We've learnt a little more about enLight, the connected community technology developer – specifically, what the company does and how it has re-imagined the traditional lamp post to become an environmental monitoring hub.
That the company has reached this point is thanks to its structure, which combines the strength of a family unit with a wide and deep knowledge base acquired through decades of experience. The combination of David’s technological creativity and Les’s corporate know-how has resulted in a strong business that’s able to move forward both in terms of product development and financial stability. enLight always puts customer need at the top of the list in any new product creation, rather than trying to adapt existing technology – and it’s this approach that has driven the company from its very creation.
David and Les Aarons set up the company at the turn of the millennium, with David designing and building products encompassing networking solutions, electronic control systems and mechanical components. Les took the helm in terms of financials and commercials (having learned to run companies across sectors from hotels to printing during his years in business), while David spearheaded innovation and solution creation. The reason for joining forces was to combine their skills and therefore strengthen the business. Think about it – if a tech specialist sets up in business by themselves, they necessarily have to break away from their core skills in order to manage sales, finance and other key commercial activities, thus reducing the amount of time they spend working in the area in which they’re most useful.

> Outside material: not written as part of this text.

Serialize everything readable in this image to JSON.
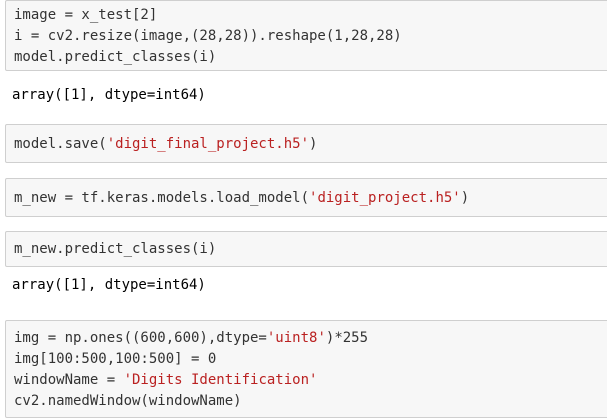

The word “passion” gets regularly misused on TV talent shows, but David’s interest in electronics, software and innovation genuinely fits that description. “I’ve always done this,” he says. “It’s like I was born with innovation and curiosity in me.” Innovation can be traced back through the family’s history. “My mother’s uncle was Archie Frazer Nash, the performance car manufacturer of the 1920s,” says David. “He was a serial innovator… an inventor working across sectors such as automotive, military and commercial.” Frazer Nash was an engineer who came up with a series of commercial inventions, from a device to check the weight lifted by cranes to the chain drive (for which he is most famous) to key defence components such as gun turrets used during the Second World War.

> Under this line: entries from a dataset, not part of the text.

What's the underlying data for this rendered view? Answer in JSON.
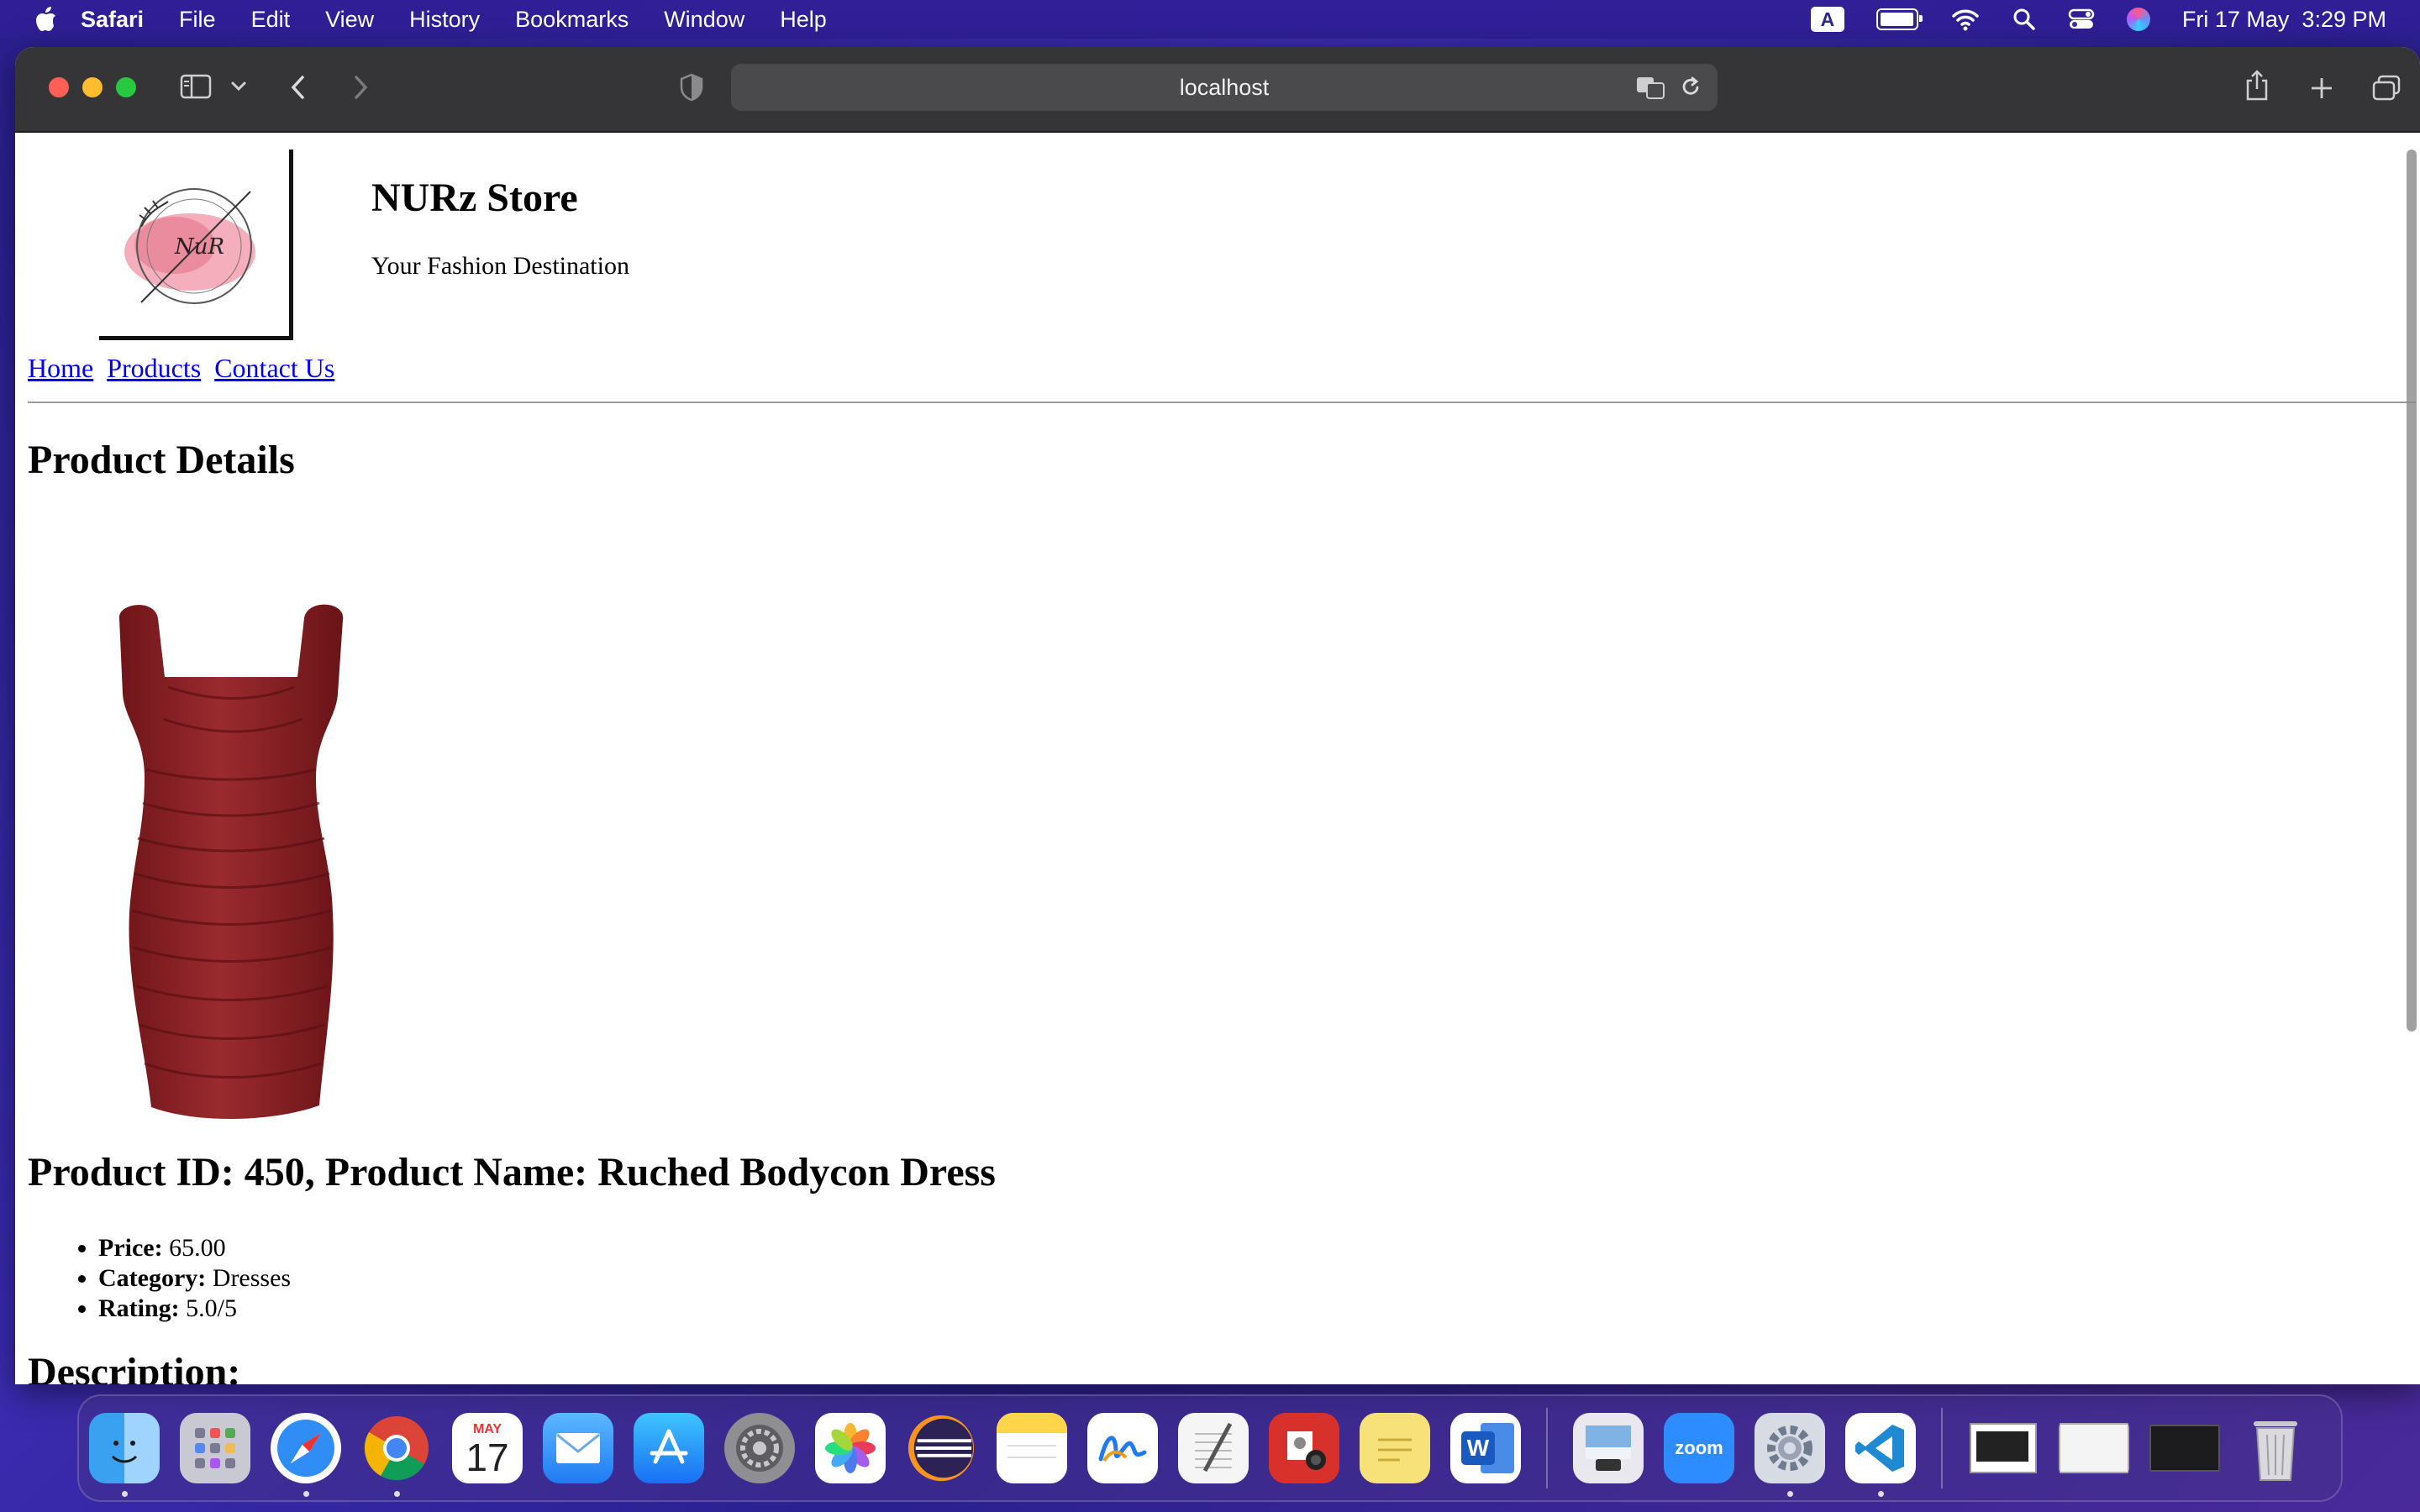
{
  "menubar": {
    "app_name": "Safari",
    "items": [
      "File",
      "Edit",
      "View",
      "History",
      "Bookmarks",
      "Window",
      "Help"
    ],
    "input_indicator": "A",
    "battery_level": 0.85,
    "datetime": "Fri 17 May  3:29 PM"
  },
  "browser": {
    "url": "localhost"
  },
  "site": {
    "name": "NURz Store",
    "tagline": "Your Fashion Destination",
    "nav": [
      "Home",
      "Products",
      "Contact Us"
    ],
    "colors": {
      "link": "#0000ee",
      "dress": "#8e1f24"
    }
  },
  "product": {
    "section_title": "Product Details",
    "heading": "Product ID: 450, Product Name: Ruched Bodycon Dress",
    "price_label": "Price:",
    "price": "65.00",
    "category_label": "Category:",
    "category": "Dresses",
    "rating_label": "Rating:",
    "rating": "5.0/5",
    "description_heading": "Description:"
  },
  "dock": {
    "calendar_month": "MAY",
    "calendar_day": "17",
    "zoom_label": "zoom",
    "word_label": "W",
    "apps": [
      "Finder",
      "Launchpad",
      "Safari",
      "Chrome",
      "Calendar",
      "Mail",
      "App Store",
      "System Settings",
      "Photos",
      "Eclipse",
      "Notes",
      "Freeform",
      "TextEdit",
      "Photo Booth",
      "Stickies",
      "Microsoft Word",
      "Preview",
      "Zoom",
      "Settings",
      "Visual Studio Code",
      "Trash"
    ]
  }
}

“My grandfather was an innovator too,” adds David. “Not only did he create a whole range of discharge lamps, but he was assigned special duties during the Second World War because of these. Later, during the 1950s and 1960s, he pioneered infra-red heat lamp designs that were used not only for paint drying and curing but also heat-stressing the fuselages of aircraft such as Concorde. Other variants were used in film-studio lighting and even to keep zoo animals warm.”
David had built his own mobile disco before he was even a teenager and continued to design and create his own electronics after he left school: everything from power control, sensors and ultrasonic circuits to a sports-car dashboard. Some of these designs where ahead of their time – but we are now used to seeing them on a daily basis. One good example of this is smart, connected lighting, which David and his team pioneered back in 1999. This product enabled the chain of events that became the enLight company and brand. In 2010 David and the team were asked by ARM to join the pilot project that has become the Internet of Things.
Les earned a reputation for troubleshooting from turning around failing businesses. However, it was probably inevitable that he’d end up working for himself as he’s always been an entrepreneur. Although his career path took him through a variety of industries, the expertise he gained from running businesses gave him the skills to set up on his own.
David and Les first started working together during the early 1990s, when David came up with a controller for the arcade lights on Great Yarmouth seafront that not only produced more effects but made them safer too. It was a true family affair, with David’s sisters involved in the production of the products. From this evolved the street-lighting technology for which enLight is now renowned, and the company won both International Environmental invention and International Inventor of the Year awards in 1997.
Since then, enLight has won a raft of awards, including the regional and national Shell Springboard prize, the Millennium Product Design award, the Norfolk Network Innovation award and a UK Total Lighting award, EDP Business awards – and those are just a few of the accolades the company has received.
Although enLight designs and produces the environmental monitoring and control platforms that will enable a range of market sectors such as smart cities, smart facilities of the future, and address today’s key global issues (energy conservation, food production and security), the company isn’t a new kid on the block. Its history of innovation heritage, combined with its ingrained, knowledge-based structure, ensures enLight will remain at the forefront of connected community technology for the foreseeable future.